Negli Usa, per esempio, Kevin McClintock, insegnante nella scuola secondaria di primo grado, popolare per le sue strategie relazionali basate sulla danza, è seguito da oltre 2 milioni di persone. Per ogni post guadagna circa 500 dollari.

Nel Regno Unito, Laurie Knox, docente di Economia a Londra ed esperto di linguistica, ha circa 700mila follower e spopola su TikTok e per ogni post guadagna circa 130 sterline.

Secondo una recente ricerca dell’Osservatorio Alkemy–Il Sole 24 ore, al primo posto in Italia troviamo Sandro Marenco, professore di inglese e tedesco ad Alessandria, che su TikTok ha lanciato un video per studiare, accompagnato dall’hashtag #RipassiamoInsieme e ha superato 250mila follower, con i post letti da oltre 4 milioni di studenti.

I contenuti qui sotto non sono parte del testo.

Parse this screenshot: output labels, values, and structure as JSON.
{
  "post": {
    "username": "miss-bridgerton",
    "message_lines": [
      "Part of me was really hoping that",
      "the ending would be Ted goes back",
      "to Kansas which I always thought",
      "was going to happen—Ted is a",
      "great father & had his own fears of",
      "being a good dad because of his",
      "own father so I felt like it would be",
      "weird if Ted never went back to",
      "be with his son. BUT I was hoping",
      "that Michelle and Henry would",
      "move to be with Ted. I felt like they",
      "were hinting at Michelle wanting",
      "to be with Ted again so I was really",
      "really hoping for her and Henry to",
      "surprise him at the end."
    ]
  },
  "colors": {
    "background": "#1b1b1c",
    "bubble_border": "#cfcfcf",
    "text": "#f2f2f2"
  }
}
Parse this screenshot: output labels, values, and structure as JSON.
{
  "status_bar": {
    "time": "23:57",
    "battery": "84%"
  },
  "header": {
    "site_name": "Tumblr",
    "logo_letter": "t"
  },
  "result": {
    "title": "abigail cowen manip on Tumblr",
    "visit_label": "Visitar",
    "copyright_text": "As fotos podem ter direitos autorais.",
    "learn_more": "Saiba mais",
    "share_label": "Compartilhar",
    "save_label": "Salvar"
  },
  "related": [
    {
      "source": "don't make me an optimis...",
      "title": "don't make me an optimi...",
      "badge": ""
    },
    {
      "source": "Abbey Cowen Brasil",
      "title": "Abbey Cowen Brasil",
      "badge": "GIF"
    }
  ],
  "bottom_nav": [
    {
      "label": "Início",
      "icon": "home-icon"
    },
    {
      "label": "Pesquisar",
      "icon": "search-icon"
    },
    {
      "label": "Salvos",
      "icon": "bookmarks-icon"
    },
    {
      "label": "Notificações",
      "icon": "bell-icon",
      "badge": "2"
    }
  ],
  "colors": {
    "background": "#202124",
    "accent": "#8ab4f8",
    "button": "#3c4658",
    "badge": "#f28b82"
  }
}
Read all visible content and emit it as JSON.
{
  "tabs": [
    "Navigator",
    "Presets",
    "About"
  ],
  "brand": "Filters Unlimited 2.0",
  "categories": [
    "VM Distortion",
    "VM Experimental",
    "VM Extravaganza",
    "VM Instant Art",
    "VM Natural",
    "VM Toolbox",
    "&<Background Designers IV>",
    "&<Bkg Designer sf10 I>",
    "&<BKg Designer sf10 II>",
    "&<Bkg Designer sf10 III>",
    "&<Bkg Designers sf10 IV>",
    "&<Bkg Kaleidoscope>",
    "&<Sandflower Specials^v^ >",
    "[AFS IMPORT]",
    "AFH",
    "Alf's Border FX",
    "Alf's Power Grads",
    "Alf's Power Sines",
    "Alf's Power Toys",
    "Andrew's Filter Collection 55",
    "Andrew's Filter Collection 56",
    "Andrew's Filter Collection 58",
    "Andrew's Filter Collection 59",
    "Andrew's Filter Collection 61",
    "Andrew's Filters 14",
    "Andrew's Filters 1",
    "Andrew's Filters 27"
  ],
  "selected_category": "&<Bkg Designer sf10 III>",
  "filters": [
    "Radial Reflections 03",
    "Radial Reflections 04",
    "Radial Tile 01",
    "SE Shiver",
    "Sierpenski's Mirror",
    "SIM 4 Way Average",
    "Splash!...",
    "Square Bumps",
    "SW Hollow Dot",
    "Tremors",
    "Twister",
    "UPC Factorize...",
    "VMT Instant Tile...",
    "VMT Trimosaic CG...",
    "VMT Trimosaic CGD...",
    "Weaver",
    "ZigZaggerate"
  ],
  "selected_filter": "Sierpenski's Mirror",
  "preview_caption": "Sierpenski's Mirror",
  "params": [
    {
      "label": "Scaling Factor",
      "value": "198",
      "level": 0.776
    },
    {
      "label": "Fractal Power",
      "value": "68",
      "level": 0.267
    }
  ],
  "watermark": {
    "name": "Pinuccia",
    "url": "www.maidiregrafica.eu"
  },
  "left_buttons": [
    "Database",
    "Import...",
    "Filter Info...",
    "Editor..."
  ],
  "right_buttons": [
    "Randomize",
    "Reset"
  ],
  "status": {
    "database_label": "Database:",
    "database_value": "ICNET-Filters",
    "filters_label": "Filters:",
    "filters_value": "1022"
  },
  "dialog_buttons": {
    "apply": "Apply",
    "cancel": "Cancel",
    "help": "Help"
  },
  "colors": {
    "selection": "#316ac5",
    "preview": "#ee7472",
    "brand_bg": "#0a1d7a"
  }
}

Al 2° posto troviamo Alessandro D’Avenia, scrittore, editorialista, docente di latino e greco e al 3° Elia Bombardelli, trentino, docente di matematica, che ha caricato oltre 200 video lezioni su YouTube.

Antonella Visconti insegna a Varese ed è riuscita a spopolare su TikTok, grazie a pillole di greco, latino e di letteratura e poesia. Ovviamente c’è la notissima Norma Cerletti, che su TikTok ha una community di quasi 400mila seguaci.

Insomma, se da una parte sembra obsoleto non utilizzare i social come connessione tra le diverse generazioni e tra professori e studenti, dall’altra bisogna sempre stare attenti a come vengono utilizzati.